Britta
“If you start me up… if you start me up, I'll never stop!”
I sat cross-legged on the carpet in my bedroom and covered my mouth with a Trigonometry textbook, attempting to muffle my laughter as I watched my neighbor Britta belt the Rolling Stones classic into the karaoke microphone. She was so intensely focused on the lyrics flashing across the screen that she had not noticed my little sister join in as her back-up dancer or my little brother using a pair of pencils to drum along with the beat on the side of the bed.
She was a sight to see from head to toe. While the cancer was slowly and painfully invading her vital organs, Britta refused to let it take the life out of her. She was not the slightest bit embarrassed by the weight gain that her chemotherapy treatments had caused, and she saw the loss of her hair as an opportunity to buy some fabulous new headwear that she had been eyeing at the local thrift store where she volunteered. Where her hair had once been a perfect mess of silver spikes, she now donned a brightly flowered scarf tied pirate-style over her bald scalp. She confidently displayed her bronzed, sixty-something year-old body in homemade denim cut-offs and a neon green bathing suit, which she accessorized with a bejeweled leather belt and her signature red cowboy boots.
When the lyrics became too confusing, Britta began to make up her own words, at which point I dropped my textbook, jumped up, and grabbed the other microphone. I danced alongside her as I sang along, “You make a grown man cryyyyyy! You make a grown man cryyyy!” My mom soon joined in, and the combination of her thick Peruvian accent with Britta’s strong Danish accent left my siblings and I with tears streaming down our suntanned cheeks as we laughed so hard that we couldn’t sing or dance or drum at all anymore.
The next six years skipped by as quickly as the karaoke lyrics had flashed across the screen that afternoon. My older sister returned home from college and got married, my parents divorced, my little sister started middle school, I left for college, my dad remarried, my brother entered high school, I got married, my older sister had a baby, and Britta was there through it all.
And suddenly I was wearing my best black dress and sitting at a circular table with my family, sipping lemon-flavored water out of a clear plastic cup. We listened as one-by-one a room full of people went up to the microphone and shared their fondest memories of Britta. Each of the stories was sweet, hilarious, shocking, and inspiring all at the same time- a perfect tribute to the angel who lived next door.
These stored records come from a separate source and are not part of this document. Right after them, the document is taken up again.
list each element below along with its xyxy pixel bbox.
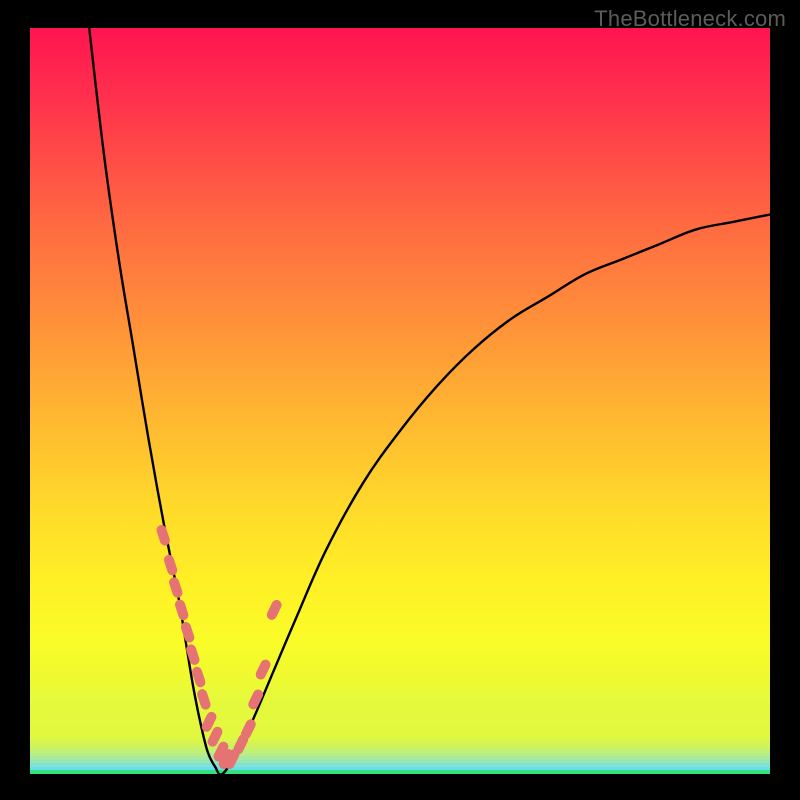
watermark-text: TheBottleneck.com — [594, 6, 786, 32]
curve-marker — [197, 672, 200, 682]
curve-marker — [174, 582, 177, 592]
curve-marker — [186, 627, 189, 637]
curve-marker — [213, 732, 218, 742]
curve-markers — [162, 530, 277, 764]
curve-layer — [30, 28, 770, 774]
curve-marker — [162, 530, 165, 540]
curve-marker — [253, 694, 258, 704]
curve-marker — [238, 739, 243, 749]
curve-marker — [246, 724, 251, 734]
curve-marker — [272, 605, 277, 615]
curve-marker — [191, 649, 194, 659]
curve-marker — [207, 717, 212, 727]
plot-area — [30, 28, 770, 774]
curve-marker — [169, 560, 172, 570]
curve-marker — [202, 694, 205, 704]
curve-marker — [230, 754, 235, 764]
curve-marker — [261, 665, 266, 675]
chart-stage: TheBottleneck.com — [0, 0, 800, 800]
curve-marker — [180, 605, 183, 615]
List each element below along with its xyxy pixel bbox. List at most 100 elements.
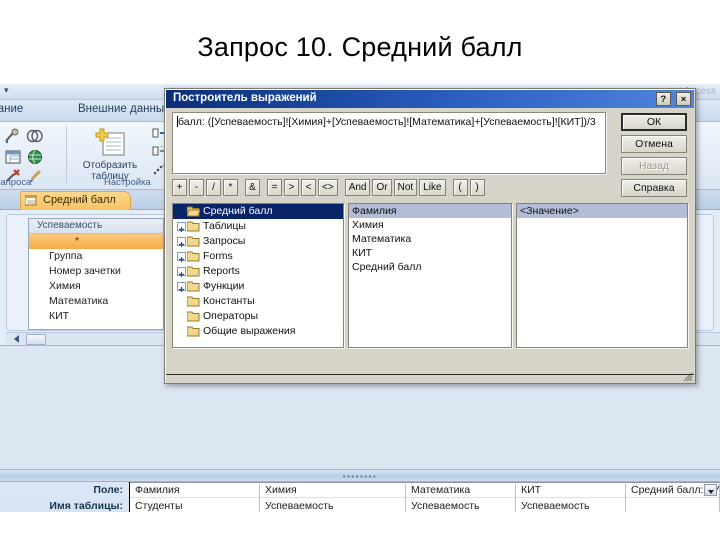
- operator-and[interactable]: And: [344, 179, 371, 196]
- table-field-asterisk[interactable]: *: [29, 234, 163, 249]
- ribbon-tab-external-data[interactable]: Внешние данные: [78, 103, 170, 115]
- operator-equals[interactable]: =: [267, 179, 282, 196]
- folder-icon: [186, 281, 200, 292]
- union-query-icon[interactable]: [4, 128, 22, 146]
- tree-item-zaprosy[interactable]: Запросы: [173, 234, 343, 249]
- table-field-list-uspevaemost[interactable]: Успеваемость * Группа Номер зачетки Хими…: [28, 218, 164, 330]
- qbe-column-3[interactable]: Математика Успеваемость: [406, 482, 516, 512]
- qbe-table-5[interactable]: [626, 498, 719, 512]
- folder-icon: [186, 236, 200, 247]
- operator-divide[interactable]: /: [206, 179, 221, 196]
- operator-like[interactable]: Like: [419, 179, 446, 196]
- qbe-column-1[interactable]: Фамилия Студенты: [130, 482, 260, 512]
- tree-item-funktsii[interactable]: Функции: [173, 279, 343, 294]
- designer-splitter[interactable]: ▪▪▪▪▪▪▪▪: [0, 469, 720, 482]
- table-field-nomer-zachetki[interactable]: Номер зачетки: [29, 264, 163, 279]
- cancel-button[interactable]: Отмена: [621, 135, 687, 153]
- qbe-field-1[interactable]: Фамилия: [130, 482, 259, 498]
- expand-plus-icon[interactable]: [177, 237, 186, 247]
- table-field-list-title: Успеваемость: [29, 219, 163, 234]
- document-tab-average-score[interactable]: Средний балл: [20, 191, 131, 210]
- table-field-matematika[interactable]: Математика: [29, 294, 163, 309]
- qbe-field-4[interactable]: КИТ: [516, 482, 625, 498]
- dialog-title-label: Построитель выражений: [173, 92, 317, 104]
- qbe-table-2[interactable]: Успеваемость: [260, 498, 405, 512]
- element-category-list[interactable]: Фамилия Химия Математика КИТ Средний бал…: [348, 203, 512, 348]
- list-item[interactable]: КИТ: [349, 246, 511, 260]
- dialog-title-bar[interactable]: Построитель выражений ? ×: [166, 90, 694, 108]
- qbe-column-2[interactable]: Химия Успеваемость: [260, 482, 406, 512]
- make-table-query-icon[interactable]: [4, 148, 22, 166]
- expand-plus-icon[interactable]: [177, 252, 186, 262]
- help-button[interactable]: Справка: [621, 179, 687, 197]
- list-item[interactable]: Математика: [349, 232, 511, 246]
- tree-item-reports[interactable]: Reports: [173, 264, 343, 279]
- chevron-down-icon[interactable]: [704, 484, 717, 496]
- table-field-kit[interactable]: КИТ: [29, 309, 163, 324]
- operator-or[interactable]: Or: [372, 179, 392, 196]
- qbe-row-label-field: Поле:: [93, 484, 123, 496]
- qbe-row-label-table: Имя таблицы:: [49, 500, 123, 512]
- tree-item-label: Reports: [203, 265, 240, 277]
- qbe-table-3[interactable]: Успеваемость: [406, 498, 515, 512]
- pass-through-query-icon[interactable]: [26, 148, 44, 166]
- qbe-field-5-cell[interactable]: Средний балл: ([У: [626, 482, 719, 498]
- expand-plus-icon[interactable]: [177, 267, 186, 277]
- scroll-left-arrow-icon[interactable]: [14, 335, 19, 343]
- qbe-table-1[interactable]: Студенты: [130, 498, 259, 512]
- help-icon[interactable]: ?: [655, 92, 671, 106]
- document-tab-label: Средний балл: [43, 194, 116, 206]
- list-item[interactable]: Средний балл: [349, 260, 511, 274]
- element-source-tree[interactable]: Средний балл Таблицы Запросы Forms Repor…: [172, 203, 344, 348]
- operator-not[interactable]: Not: [393, 179, 418, 196]
- operator-not-equal[interactable]: <>: [318, 179, 338, 196]
- folder-icon: [186, 326, 200, 337]
- ribbon-group-label-setup: Настройка: [104, 177, 151, 188]
- operator-close-paren[interactable]: ): [469, 179, 485, 196]
- list-item[interactable]: Химия: [349, 218, 511, 232]
- element-value-list[interactable]: <Значение>: [516, 203, 688, 348]
- tree-item-operatory[interactable]: Операторы: [173, 309, 343, 324]
- ribbon-tab-create[interactable]: здание: [0, 103, 23, 115]
- folder-icon: [186, 251, 200, 262]
- list-item[interactable]: <Значение>: [517, 204, 687, 218]
- operator-less[interactable]: <: [301, 179, 316, 196]
- crosstab-query-icon[interactable]: [26, 128, 44, 146]
- expand-plus-icon[interactable]: [177, 282, 186, 292]
- folder-open-icon: [186, 206, 201, 217]
- ribbon-group-label-query: запроса: [0, 177, 32, 188]
- table-field-himiya[interactable]: Химия: [29, 279, 163, 294]
- close-icon[interactable]: ×: [676, 92, 691, 106]
- show-table-button[interactable]: Отобразить таблицу: [68, 125, 152, 182]
- expand-plus-icon[interactable]: [177, 222, 186, 232]
- query-icon: [24, 194, 38, 207]
- tree-item-sredniy-ball[interactable]: Средний балл: [173, 204, 343, 219]
- tree-item-forms[interactable]: Forms: [173, 249, 343, 264]
- operator-ampersand[interactable]: &: [245, 179, 260, 196]
- tree-item-tablitsy[interactable]: Таблицы: [173, 219, 343, 234]
- operator-plus[interactable]: +: [172, 179, 187, 196]
- dialog-caption-buttons: ? ×: [654, 92, 691, 106]
- tree-item-label: Средний балл: [203, 205, 273, 217]
- table-field-gruppa[interactable]: Группа: [29, 249, 163, 264]
- tree-item-konstanty[interactable]: Константы: [173, 294, 343, 309]
- operator-multiply[interactable]: *: [223, 179, 238, 196]
- tree-item-obshchie-vyrazheniya[interactable]: Общие выражения: [173, 324, 343, 339]
- list-item[interactable]: Фамилия: [349, 204, 511, 218]
- qbe-column-5[interactable]: Средний балл: ([У: [626, 482, 720, 512]
- customize-quick-access-icon[interactable]: ▾: [4, 85, 9, 96]
- qbe-columns: Фамилия Студенты Химия Успеваемость Мате…: [130, 482, 720, 512]
- operator-greater[interactable]: >: [284, 179, 299, 196]
- operator-open-paren[interactable]: (: [452, 179, 468, 196]
- tree-item-label: Forms: [203, 250, 233, 262]
- qbe-field-3[interactable]: Математика: [406, 482, 515, 498]
- qbe-field-2[interactable]: Химия: [260, 482, 405, 498]
- expression-input[interactable]: балл: ([Успеваемость]![Химия]+[Успеваемо…: [172, 112, 606, 174]
- scroll-thumb[interactable]: [26, 334, 46, 345]
- operator-minus[interactable]: -: [189, 179, 204, 196]
- qbe-table-4[interactable]: Успеваемость: [516, 498, 625, 512]
- tree-item-label: Общие выражения: [203, 325, 296, 337]
- show-table-icon: [92, 127, 128, 159]
- qbe-column-4[interactable]: КИТ Успеваемость: [516, 482, 626, 512]
- ok-button[interactable]: ОК: [621, 113, 687, 131]
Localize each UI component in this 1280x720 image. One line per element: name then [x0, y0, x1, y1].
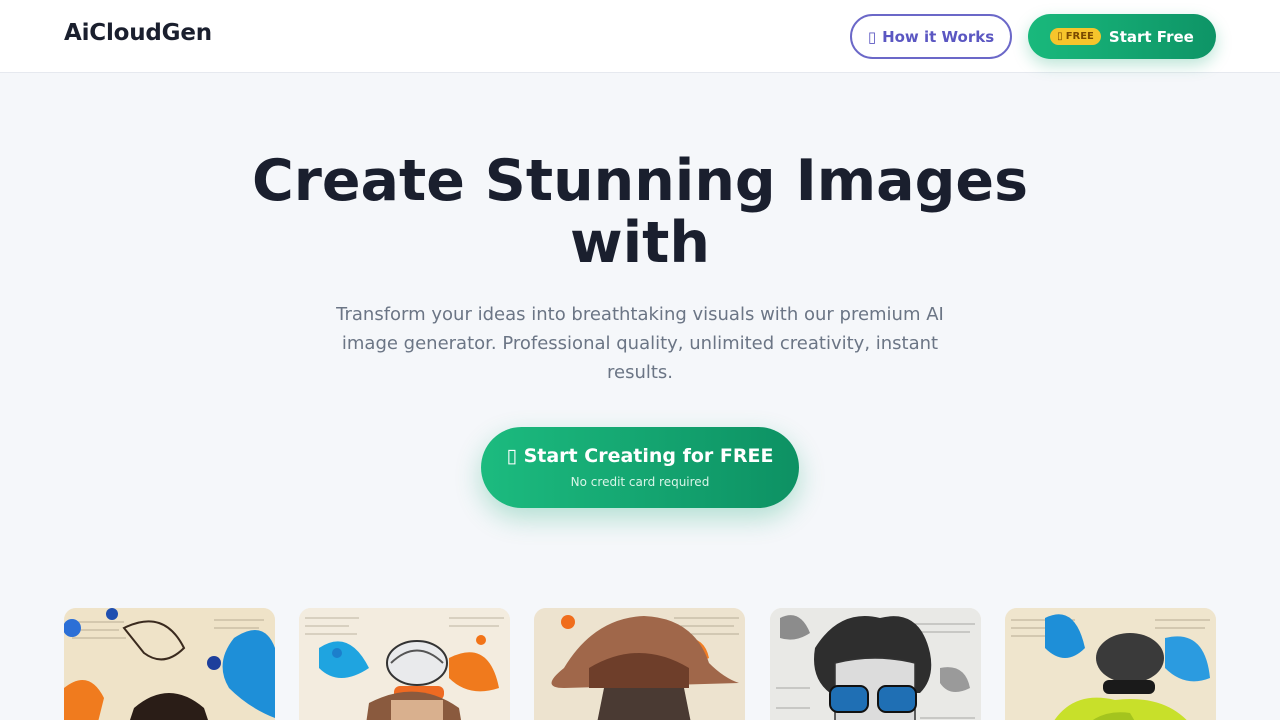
gallery-image-cowboy[interactable] — [534, 608, 745, 720]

As my dear neighbor warmly smiled at me from the picture frame on the table, I thought back to the last day that I had spent with Britta. Just weeks before her body finally succumbed to the illness after battling it vehemently for almost a decade, I had fought back tears as I held her shrunken hand in mine. She had been too weak and too heavily medicated to speak, but as she looked intently at me with those piercing blue eyes, she used all of the energy she could muster to give me a wink and a smile. And in that moment I could hear her singing at the top of her lungs, “If you start me up… if you start me up, I'll never stop!”
Lesson Learned: Writing about past events is a great way to remember those experiences. If you really let your mind and heart return to what you were feeling at that time, the writing experience can almost transport you back to that moment, and the memory becomes so clear. While writing this essay, I could feel and hear Britta there with me. Writing this essay was an experience I will never forget.